Manolo Rodas

Personal information
- Full name: Pedro Manolo Rodas Steeg
- Date of birth: 4 July 1996 (age 29)
- Place of birth: Offenburg, Germany
- Height: 1.69 m (5 ft 7 in)
- Position: Midfielder; winger;

Team information
- Current team: FC St.

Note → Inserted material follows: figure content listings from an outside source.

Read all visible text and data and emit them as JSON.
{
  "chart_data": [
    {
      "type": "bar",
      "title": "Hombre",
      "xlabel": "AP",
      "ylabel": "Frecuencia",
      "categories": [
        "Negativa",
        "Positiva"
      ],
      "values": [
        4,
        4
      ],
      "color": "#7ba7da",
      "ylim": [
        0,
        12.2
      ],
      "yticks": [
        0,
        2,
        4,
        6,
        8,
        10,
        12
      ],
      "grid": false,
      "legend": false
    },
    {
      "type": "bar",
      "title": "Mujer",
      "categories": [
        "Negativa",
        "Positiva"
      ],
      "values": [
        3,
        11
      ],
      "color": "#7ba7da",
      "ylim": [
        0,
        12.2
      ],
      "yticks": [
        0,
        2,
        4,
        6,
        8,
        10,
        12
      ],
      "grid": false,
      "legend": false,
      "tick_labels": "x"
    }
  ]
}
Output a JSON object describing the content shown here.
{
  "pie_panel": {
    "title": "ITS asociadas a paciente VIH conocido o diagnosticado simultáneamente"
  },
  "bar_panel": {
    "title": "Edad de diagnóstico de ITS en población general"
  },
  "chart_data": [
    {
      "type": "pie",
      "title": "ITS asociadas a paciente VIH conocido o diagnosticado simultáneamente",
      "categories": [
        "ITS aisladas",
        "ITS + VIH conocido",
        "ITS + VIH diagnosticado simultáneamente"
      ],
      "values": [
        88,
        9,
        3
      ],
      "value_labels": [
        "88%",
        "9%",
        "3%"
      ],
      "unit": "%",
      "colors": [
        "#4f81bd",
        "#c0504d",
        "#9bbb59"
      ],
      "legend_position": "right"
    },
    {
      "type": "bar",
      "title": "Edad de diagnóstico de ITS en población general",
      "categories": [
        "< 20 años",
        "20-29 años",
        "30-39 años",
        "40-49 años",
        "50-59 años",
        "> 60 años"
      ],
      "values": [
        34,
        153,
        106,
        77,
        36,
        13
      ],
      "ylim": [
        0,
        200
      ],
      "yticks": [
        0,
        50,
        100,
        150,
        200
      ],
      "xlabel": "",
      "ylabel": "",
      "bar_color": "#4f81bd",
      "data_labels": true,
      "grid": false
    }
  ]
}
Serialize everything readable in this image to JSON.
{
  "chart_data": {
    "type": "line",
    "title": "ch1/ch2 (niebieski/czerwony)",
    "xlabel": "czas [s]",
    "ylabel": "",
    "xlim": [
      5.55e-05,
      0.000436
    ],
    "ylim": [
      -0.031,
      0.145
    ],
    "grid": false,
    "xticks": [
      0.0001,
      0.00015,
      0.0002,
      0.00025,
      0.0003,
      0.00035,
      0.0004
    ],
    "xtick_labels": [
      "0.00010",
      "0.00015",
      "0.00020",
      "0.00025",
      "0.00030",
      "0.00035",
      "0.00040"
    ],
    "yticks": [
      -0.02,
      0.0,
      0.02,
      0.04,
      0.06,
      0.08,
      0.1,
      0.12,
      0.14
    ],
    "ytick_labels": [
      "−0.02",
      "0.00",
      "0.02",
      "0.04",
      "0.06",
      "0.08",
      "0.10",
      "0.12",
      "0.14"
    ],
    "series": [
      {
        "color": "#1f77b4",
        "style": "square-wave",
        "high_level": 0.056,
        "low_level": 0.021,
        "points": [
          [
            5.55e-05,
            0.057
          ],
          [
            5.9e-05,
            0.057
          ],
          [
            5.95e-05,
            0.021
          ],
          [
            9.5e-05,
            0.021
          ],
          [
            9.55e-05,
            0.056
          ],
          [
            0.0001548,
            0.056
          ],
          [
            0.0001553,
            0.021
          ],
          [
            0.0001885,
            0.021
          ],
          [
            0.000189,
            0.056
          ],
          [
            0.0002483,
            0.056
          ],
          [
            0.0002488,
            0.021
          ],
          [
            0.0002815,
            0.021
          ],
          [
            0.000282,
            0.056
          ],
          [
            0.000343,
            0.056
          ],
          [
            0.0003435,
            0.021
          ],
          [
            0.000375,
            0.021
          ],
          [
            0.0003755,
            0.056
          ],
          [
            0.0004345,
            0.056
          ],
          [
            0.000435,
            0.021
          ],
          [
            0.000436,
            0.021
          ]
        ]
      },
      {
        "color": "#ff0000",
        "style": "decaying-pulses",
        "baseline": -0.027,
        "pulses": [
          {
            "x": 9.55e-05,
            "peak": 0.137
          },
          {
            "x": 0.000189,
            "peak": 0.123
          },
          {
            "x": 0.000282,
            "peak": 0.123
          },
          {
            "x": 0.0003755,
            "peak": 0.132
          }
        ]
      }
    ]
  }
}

Georgen
- Number: 11

Youth career
- 0000–2005: VfR Elgersweier
- 2005–2007: FV Griesheim
- 2007–2009: Offenburger FV
- 2009–2015: SC Freiburg

Senior career*
- Years: Team / Apps / (Gls)
- 2015–2018: SC Freiburg II / 82 / (13)
- 2018–2019: FSV Zwickau / 2 / (0)
- 2019–2020: Kickers Offenbach / 12 / (1)
- 2020–2021: Bahlinger SC / 20 / (0)
- 2022–2023: VfR Elgersweier / 26 / (6)
- 2023–: FC St. Georgen / 11 / (3)

International career
- 2010–2011: Germany U15 / 4 / (1)

= Manolo Rodas =

German footballer

Pedro Manolo Rodas Steeg (born 4 July 1996) is a German footballer who plays as a midfielder for FC St. Georgen.

==Personal life==
Rodoas was born in the Elgersweier district of Offenburg, Baden-Württemberg to an Ecuadorian father.